Fireは早期リタイアをした上で経済的に自立している状態となるために、退職後の時間はたっぷりとあり、人生を楽しむことが出来ます。
次に、今まではお金のためにあくせくと仕事をしている状態でしたが、お金の心配をする必要は無いために、好きなことをして生きていくことが可能です。
最後に、通常の定年退職とは異なり、早期に退職をするため体力的にも精神的にも若いので、年齢を重ねてからは出来ないことも若ければ可能なことは沢山あります。
このように、残りの人生でお金の心配をせずに有意義な生活を送ることが出来るのがFireのメリットとなります。
03:Fireを行うことのデメリットとは
上記ではFireのメリットについて紹介しましたが、こちらではデメリットについて紹介していきます。
まずは結論として、Fireのデメリットとしては下記の2点が挙げられます。
- うまく資産活用をしないと収入源が無くなる
- 社会的な繋がりが無くなるために、孤独になりやすい
このようになっていて、Fireを実行する前は会社勤めをしているために、給料という形で毎月一定の金額を収入として得ることが出来ましたが、Fireをすると、給料という形での定期収入は無くなります。
次に、会社に通うということが無くなるために、多くの人は社会的な繋がりが希薄になるでしょう。
そうすると、孤独になりやすいために注意が必要です。
この2点のデメリットを防ぐためには、Fireをした後も資産運用などをして定期的な収入を得ることと、自分の趣味やサークルなどの活動で社会的な繋がりを持っておくことが必要です。

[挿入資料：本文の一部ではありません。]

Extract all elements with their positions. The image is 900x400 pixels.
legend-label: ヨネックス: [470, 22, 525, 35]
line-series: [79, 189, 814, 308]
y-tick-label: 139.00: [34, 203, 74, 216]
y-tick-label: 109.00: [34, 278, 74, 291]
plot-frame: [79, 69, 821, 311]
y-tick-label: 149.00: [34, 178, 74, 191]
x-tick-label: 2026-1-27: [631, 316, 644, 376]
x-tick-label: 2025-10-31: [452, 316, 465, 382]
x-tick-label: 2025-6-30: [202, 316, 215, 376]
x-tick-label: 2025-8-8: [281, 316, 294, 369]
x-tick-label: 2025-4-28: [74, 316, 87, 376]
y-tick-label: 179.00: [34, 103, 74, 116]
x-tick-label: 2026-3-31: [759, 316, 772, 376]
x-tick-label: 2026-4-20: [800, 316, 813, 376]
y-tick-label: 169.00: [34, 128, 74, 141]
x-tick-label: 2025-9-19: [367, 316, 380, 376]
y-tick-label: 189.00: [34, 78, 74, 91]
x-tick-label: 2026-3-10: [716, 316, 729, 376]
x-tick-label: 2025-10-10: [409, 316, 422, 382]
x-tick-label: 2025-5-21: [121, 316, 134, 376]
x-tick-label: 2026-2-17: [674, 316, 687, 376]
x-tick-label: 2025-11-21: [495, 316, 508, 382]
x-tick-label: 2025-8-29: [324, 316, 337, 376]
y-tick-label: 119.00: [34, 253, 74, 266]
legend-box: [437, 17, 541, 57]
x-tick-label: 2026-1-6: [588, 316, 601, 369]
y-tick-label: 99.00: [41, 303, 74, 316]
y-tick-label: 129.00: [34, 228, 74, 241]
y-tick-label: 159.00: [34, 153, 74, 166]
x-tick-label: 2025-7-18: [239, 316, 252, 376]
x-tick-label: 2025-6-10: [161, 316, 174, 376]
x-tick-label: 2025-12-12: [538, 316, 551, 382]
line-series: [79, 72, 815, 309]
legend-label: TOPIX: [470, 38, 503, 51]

どちらのデメリットに関しても「自分から活動することが出来る人」にとってはデメリットにならないので、自分の生き方から見直すのが良いでしょう。
働かないという選択肢を取ることの自由とは
日本人はワーカーホリックに代表されるように、「仕事をしすぎている」という特徴があります。
世界的な基準で見ると生産性は低いので、海外の人からは「労働時間は長いけど、仕事をしているわけではない」と見られることもあります。
しかし、日本人の感覚としては「プライベートを犠牲にしてでも働いている」という印象が強いでしょう。
よくある光景としては、40年間サラリーマンとして勤め上げて、定年退職してからは覇気が無くなり、認知症を発症してしまったというようなケースも少なくありません。
このように、日本人にとっての「仕事」というのは「生活の一部」となっていて、「選択肢の一つ」ではない人が多いです。
そのため、仕事を一生懸命している間は「出来ることなら働きたくない」と考えている人が多いですが、いざ仕事がない状態になると「何をして良いのか分からない」となってしまう人も多いのが問題です。
何も考えずにフラットな視点で物事を考えるのならば「働かなくても生活が出来る」というのは「自由」と同義になるのですが、多くの日本人は自由になると何も出来なくなるケースが多くなっています。
これらのことから、Fireをしようと考えている方は「何のために早期リタイアをするのか?」ということや「早期リタイアをした後の生活はどうするのか?」ということをキッチリと考えなければいけません。
Fireをしたあとも人生は続いていきますので、「働かない自由とは何か?」ということを十分に考えて行動しなければならないことを忘れないでください。
まとめ
今回は、Fireとはどのようなことを指すのかということについて詳しく紹介してきました。
一昔前までは、早期リタイアをすることが出来るのは十分に資産を持っている人だけという考えが一般的でしたが、近年では若い頃からキッチリと人生設計を立てて行動する人も増えています。
日本は海外に比べると「お金に関する教育」をしない国でもありますので、キチンとお金に関する知識を持っていると、残りの人生を有意義に過ごすことが出来ます。